L’emergenza Coronavirus, tra gli altri mille disagi creati, ha anche fatto sì che tutte le manifestazioni sportive fossero interrotte fino a data da destinarsi. Al di là della passione dei fans in giro per il mondo, sappiamo che gli sport in generale- il calcio a maggior ragione- originano la movimentazione di enormi risorse economiche ogni anno, il che implica la riluttanza degli addetti ai lavori di dichiarare i campionati definitivamente chiusi e di fissarne la ripresa in autunno.

Tuttavia ora, a differenza di quanto testimoniavamo fino a qualche settimana fa, quasi tutti i paesi hanno finalmente preso coscienza dell’entità della crisi sanitaria in corso. Pertanto negli ultimi giorni stiamo assistendo a qualche presa di posizione drastica e, come sempre accade in questi casi, la platea si suddivide tra coloro che ritengono codeste misure necessarie e chi invece sostiene che si sarebbe potuto ancora prendere del tempo.

Prendendo in considerazione specifica il tema calcistico, è notizia delle ultime ore che la Francia, attraverso le parole rilasciate dal Primo Ministro Edouard Philippe, ha optato per la chiusura delle due categorie di vertice – Ligue 1 e Ligue 2- e che le partite potranno ricominciare ad essere disputate soltanto da settembre.

Già in Olanda si era precedentemente intrapresa questa via, con la Federazione Orange che ha presentato richiesta alla Uefa affinchè l’Eredivisie venisse registrata senza né assegnazione del titolo, né promozioni e retrocessioni.
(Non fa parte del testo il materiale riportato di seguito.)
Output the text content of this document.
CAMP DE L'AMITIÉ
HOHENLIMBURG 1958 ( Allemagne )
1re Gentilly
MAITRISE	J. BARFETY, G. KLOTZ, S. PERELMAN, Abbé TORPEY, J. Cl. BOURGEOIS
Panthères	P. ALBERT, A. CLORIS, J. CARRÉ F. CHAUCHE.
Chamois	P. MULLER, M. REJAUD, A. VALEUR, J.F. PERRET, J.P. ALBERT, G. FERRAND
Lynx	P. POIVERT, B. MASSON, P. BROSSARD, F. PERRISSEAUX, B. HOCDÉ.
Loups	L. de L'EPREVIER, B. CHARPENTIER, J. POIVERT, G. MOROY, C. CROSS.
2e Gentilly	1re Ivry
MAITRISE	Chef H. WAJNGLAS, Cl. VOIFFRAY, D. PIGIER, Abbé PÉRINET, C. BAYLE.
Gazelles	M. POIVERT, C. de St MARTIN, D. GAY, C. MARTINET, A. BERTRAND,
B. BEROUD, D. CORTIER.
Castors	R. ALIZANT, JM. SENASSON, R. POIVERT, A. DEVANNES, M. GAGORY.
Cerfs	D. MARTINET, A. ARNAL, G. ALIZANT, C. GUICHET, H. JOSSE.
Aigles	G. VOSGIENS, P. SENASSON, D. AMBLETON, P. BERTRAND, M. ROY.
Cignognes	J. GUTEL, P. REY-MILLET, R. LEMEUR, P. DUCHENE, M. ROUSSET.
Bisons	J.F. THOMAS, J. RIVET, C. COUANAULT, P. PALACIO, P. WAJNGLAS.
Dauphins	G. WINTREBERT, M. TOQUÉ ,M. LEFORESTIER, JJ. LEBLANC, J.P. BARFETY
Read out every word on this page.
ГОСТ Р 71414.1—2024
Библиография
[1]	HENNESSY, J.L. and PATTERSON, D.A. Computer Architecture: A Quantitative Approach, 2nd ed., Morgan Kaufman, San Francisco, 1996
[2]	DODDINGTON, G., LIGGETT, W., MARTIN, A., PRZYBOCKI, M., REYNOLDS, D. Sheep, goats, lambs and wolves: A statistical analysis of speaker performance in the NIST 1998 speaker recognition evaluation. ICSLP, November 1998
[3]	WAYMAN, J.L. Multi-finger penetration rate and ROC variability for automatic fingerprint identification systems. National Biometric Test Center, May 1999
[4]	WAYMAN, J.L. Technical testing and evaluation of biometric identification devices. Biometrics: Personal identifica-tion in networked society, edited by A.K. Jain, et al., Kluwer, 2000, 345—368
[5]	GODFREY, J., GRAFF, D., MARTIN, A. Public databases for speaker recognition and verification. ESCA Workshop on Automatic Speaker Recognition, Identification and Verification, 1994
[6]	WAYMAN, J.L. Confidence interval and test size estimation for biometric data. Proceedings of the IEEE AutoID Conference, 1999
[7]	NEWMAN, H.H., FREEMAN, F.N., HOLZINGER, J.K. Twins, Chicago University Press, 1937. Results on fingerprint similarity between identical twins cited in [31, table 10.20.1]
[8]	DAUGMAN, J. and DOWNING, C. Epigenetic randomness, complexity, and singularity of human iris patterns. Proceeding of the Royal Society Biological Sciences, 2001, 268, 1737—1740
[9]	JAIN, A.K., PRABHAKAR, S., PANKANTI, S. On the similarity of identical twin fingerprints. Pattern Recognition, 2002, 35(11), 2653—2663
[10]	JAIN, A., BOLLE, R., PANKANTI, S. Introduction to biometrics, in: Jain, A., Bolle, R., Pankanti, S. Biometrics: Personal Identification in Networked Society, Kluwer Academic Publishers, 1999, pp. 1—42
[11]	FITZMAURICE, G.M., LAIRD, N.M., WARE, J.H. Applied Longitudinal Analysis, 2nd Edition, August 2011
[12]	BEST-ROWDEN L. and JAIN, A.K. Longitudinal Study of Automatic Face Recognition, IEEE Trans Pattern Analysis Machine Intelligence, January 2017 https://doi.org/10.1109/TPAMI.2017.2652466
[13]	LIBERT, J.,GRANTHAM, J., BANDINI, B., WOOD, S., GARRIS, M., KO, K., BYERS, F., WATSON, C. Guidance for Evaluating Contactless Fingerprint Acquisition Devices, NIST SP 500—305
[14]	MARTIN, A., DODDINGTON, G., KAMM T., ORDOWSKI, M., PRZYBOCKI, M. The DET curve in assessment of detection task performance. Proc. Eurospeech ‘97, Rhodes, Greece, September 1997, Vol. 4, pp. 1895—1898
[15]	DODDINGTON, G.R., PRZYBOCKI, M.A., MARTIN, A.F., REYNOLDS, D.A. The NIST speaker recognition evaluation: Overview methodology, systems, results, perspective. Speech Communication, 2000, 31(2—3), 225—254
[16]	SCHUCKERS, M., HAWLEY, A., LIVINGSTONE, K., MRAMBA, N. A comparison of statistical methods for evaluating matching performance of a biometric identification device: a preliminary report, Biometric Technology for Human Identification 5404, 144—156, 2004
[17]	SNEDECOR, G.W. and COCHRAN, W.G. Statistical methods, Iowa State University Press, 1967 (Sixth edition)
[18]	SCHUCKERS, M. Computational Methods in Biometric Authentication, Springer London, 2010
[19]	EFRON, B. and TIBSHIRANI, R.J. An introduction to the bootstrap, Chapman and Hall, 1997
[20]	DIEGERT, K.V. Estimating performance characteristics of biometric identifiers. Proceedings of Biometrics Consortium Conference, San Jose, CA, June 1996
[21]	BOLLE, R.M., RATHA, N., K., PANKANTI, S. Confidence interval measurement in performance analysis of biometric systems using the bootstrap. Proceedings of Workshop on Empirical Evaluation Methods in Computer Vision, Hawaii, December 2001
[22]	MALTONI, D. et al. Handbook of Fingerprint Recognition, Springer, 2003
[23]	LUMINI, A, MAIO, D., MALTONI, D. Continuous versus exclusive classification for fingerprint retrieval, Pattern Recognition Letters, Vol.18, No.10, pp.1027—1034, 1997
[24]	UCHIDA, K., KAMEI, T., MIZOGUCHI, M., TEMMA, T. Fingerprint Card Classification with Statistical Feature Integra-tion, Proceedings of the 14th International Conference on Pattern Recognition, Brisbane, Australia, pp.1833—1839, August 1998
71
Di parere radicalmente opposto sono invece i tedeschi, i quali stanno prospettando il rientro in campo delle squadre addirittura per il 9 maggio. Ovviamente tutte le gare verrebbero disputate a porte chiuse, ciononostante questa scelta appare a di poco frettolosa, considerando che il calcio è uno sport di squadra e di contatto e, di conseguenza, le regole sul distanziamento sociale verrebbero meno –per i calciatori e membri dello staff- già nel giro di due settimane.

Negli altri campionati maggiori d’Europa – quello italiano, spagnolo e inglese- si sta ancora percorrendo la terza via, quella di mezzo. Nessuno ha infatti osato sbilanciarsi, posticipando dunque ogni decisione circa il destino delle rispettive stagioni.

Continuare a giocare per tutta l’estate per portare a termine i campionati avrebbe il vantaggio di togliere l’imbarazzo alle varie federazioni e alla Uefa di prendere decisioni riguardo a come cristallizzare i risultati parziali raggiunti.

Risulta inutile ribadire che qualsiasi scelta, non basandosi su disposizioni regolamentari chiare e precise, scontenterebbe inevitabilmente qualcuno, il che alimenterebbe ondate di polemiche enormemente dannose al movimento, soprattutto in un periodo del genere.

Inoltre il proseguimento porterebbe con sé numerosi vantaggi economici, i quali risulterebbero fondamentali per evitare il collasso di molti club europei.

Dall’altro lato però, appare quantomeno una forzatura far disputare tutte le partite restanti durante l’estate, tenendo in considerazione le temperature che vengono raggiunte soprattutto nei paesi mediterranei. Inoltre, per chiudere la stagione abbastanza presto da non compromettere quella successiva, le squadre sarebbero costrette a giocare in media dalle due alle tre gare a settimana, il che complicherebbe ulteriormente la tenuta fisica dei calciatori.

A margine di tutto ciò, non dimentichiamo che sarebbe del tutto plausibile il contagio di un giocatore. Questa eventualità, già verificatesi a marzo, costringerebbe l’intera squadra di appartenenza dell’infetto ad un periodo di autoisolamento, precludendole dunque di continuare il campionato.

Tutto ciò farebbe venir meno quel concetto di giustizia e parità che, seppur in un momento delicato e caratterizzato da altre priorità, non può esser dimenticato.

Da ciò consegue che, ad oggi, la soluzione più ragionevole sia quella di seguire l’esempio di Francia e Olanda, impegnandosi a concepire un criterio equo per fissare le posizioni delle diverse classifiche e puntare, incrociando le dita, a ripartire a settembre nel segno della normalità e della passione che lo sport si trascina dietro.